During the biathlon, Soldiers are given a 30-round magazine and are allowed to select which position to shoot in. Bartolotta would have chosen the most challenging position, which is standing, but her ski poles were a bit too short to create the bipod. She shot in the kneeling position.
She suspected she performed well, but she wouldn’t know until later, once the instructors tallied the shots on the silhouette targets.
Staff Sgt. Jack Stacy, an instructor, said that once Soldiers learn that they can survive the cold, move over difficult terrain and engage targets, their confidence levels go way up. They realize they can not only survive but thrive in harsh Arctic conditions.
Newcomers to the interior of Alaska are often taken aback by the extreme winter cold and its effects on the body and equipment, according to Steve Decker, a training specialist at the Northern Warfare Training Center here.
When it gets 50 or 60 degrees below zero, vehicles — even tracked ones designed for the cold — quit working, Decker said. Those temperatures are not uncommon here, with minus 30 and minus 40 fairly normal for winter. It can get so cold that even engine oil and transmission fluid will freeze, rendering vehicles inoperable.
When vehicles aren’t in use, they’re kept plugged into outlets featured at every parking spot. The electricity powers heating pads and engine block heaters. Oil and transmission pans have silicone heating pads directly attached to them. Block heaters or freeze-plug heaters are heating elements that actually stick into the side of the engine.

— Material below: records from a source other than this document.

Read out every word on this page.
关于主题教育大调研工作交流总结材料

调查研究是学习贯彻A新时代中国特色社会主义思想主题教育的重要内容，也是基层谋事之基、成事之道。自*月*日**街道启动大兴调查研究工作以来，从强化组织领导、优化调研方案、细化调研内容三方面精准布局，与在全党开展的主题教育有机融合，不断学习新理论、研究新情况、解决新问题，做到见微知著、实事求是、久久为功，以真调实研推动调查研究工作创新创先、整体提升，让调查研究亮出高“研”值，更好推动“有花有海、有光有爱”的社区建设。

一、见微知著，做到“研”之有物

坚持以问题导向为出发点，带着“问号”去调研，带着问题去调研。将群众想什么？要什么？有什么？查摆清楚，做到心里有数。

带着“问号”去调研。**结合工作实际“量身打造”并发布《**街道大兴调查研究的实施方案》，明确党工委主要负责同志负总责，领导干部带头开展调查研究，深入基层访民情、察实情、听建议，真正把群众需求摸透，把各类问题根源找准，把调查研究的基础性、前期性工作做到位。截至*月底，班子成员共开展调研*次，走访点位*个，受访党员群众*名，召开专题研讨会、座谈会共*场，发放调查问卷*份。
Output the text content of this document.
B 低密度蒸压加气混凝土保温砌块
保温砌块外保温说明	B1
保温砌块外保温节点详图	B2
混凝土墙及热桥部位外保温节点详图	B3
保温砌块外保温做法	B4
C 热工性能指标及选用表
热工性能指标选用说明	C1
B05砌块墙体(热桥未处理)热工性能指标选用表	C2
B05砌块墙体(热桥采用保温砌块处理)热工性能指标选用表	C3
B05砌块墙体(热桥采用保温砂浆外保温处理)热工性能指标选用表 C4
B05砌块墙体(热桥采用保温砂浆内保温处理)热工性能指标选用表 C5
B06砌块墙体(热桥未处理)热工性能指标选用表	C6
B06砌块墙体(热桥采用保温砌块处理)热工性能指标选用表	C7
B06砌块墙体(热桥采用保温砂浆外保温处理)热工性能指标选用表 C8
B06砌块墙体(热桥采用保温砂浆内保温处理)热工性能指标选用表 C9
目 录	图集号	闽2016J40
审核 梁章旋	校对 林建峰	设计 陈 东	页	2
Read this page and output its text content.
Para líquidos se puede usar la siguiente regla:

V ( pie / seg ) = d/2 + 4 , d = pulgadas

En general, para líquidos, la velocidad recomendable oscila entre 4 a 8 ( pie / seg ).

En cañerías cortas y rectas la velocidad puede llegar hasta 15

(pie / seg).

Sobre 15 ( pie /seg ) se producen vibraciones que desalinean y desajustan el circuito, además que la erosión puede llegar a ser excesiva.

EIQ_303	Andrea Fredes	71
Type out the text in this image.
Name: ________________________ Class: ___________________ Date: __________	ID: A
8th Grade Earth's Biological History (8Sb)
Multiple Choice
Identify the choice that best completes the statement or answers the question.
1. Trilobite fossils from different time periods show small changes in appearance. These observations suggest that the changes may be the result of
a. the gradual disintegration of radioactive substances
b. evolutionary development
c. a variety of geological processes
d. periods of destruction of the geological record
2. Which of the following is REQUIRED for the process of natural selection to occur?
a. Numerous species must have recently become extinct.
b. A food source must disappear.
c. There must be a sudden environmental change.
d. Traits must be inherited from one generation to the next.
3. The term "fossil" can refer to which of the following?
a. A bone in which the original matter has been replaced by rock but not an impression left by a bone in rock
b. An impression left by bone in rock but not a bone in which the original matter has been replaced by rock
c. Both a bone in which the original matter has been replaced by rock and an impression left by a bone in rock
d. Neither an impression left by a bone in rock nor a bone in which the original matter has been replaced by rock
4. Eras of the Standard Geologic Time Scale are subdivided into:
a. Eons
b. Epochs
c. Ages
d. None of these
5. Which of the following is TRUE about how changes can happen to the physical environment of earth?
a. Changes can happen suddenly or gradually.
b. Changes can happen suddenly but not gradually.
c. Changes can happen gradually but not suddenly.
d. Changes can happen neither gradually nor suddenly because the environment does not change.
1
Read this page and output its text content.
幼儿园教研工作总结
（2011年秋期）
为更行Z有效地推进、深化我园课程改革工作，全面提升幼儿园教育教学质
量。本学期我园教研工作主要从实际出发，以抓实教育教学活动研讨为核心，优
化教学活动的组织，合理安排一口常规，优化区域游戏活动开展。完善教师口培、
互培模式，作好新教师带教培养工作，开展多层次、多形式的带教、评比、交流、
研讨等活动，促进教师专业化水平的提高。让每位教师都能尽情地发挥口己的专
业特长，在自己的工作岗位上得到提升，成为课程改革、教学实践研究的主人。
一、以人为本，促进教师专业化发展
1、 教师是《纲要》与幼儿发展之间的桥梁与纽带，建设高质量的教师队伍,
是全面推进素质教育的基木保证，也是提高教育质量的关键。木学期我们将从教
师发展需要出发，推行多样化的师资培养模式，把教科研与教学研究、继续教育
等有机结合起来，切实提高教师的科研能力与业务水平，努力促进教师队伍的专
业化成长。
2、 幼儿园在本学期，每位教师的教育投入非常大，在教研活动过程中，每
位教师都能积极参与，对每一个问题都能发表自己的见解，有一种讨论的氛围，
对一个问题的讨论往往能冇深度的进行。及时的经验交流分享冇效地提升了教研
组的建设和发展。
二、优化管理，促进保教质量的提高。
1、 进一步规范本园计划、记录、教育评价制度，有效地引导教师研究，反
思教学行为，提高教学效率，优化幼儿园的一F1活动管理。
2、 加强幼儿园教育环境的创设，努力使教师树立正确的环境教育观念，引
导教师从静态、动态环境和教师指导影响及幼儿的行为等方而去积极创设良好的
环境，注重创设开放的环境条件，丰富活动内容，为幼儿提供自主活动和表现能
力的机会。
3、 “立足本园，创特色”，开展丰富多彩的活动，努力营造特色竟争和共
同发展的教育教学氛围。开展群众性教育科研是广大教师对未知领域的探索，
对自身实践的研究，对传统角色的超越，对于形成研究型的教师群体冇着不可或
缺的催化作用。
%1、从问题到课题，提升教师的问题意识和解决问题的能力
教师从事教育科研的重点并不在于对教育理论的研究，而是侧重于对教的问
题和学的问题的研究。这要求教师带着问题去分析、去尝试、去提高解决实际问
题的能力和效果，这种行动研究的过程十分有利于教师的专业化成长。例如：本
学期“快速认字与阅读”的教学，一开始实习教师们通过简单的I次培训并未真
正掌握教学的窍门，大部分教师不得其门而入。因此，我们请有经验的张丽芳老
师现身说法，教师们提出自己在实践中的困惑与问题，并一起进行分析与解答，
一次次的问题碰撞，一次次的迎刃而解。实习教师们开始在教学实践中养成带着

Even with these precautions, everything seems to fail on the coldest days, and movement becomes possible only via skis and snowshoes. Getting around that way is taught to Soldiers attending the Cold Weather Leaders Course and other winter courses here, Decker said.
Today’s Soldiers are dependent on vehicles and roads, Decker said. Out here and in many parts of the world, such dependence can limit options when vehicles don’t work and roads are few or nonexistent. At NWTC, Soldiers are taught to rely less on machines and more on themselves, he said.
But it’s not just vehicles that break down in the cold. Anything powered by batteries will also be prone to failure in deep-freeze conditions. That includes GPS devices, which Decker believes Soldiers are also too reliant on.
As part of the Cold Weather Leaders Course, students are tasked with finding specific points throughout the rugged 16-square-kilometer training site using just their maps, protractors and compasses.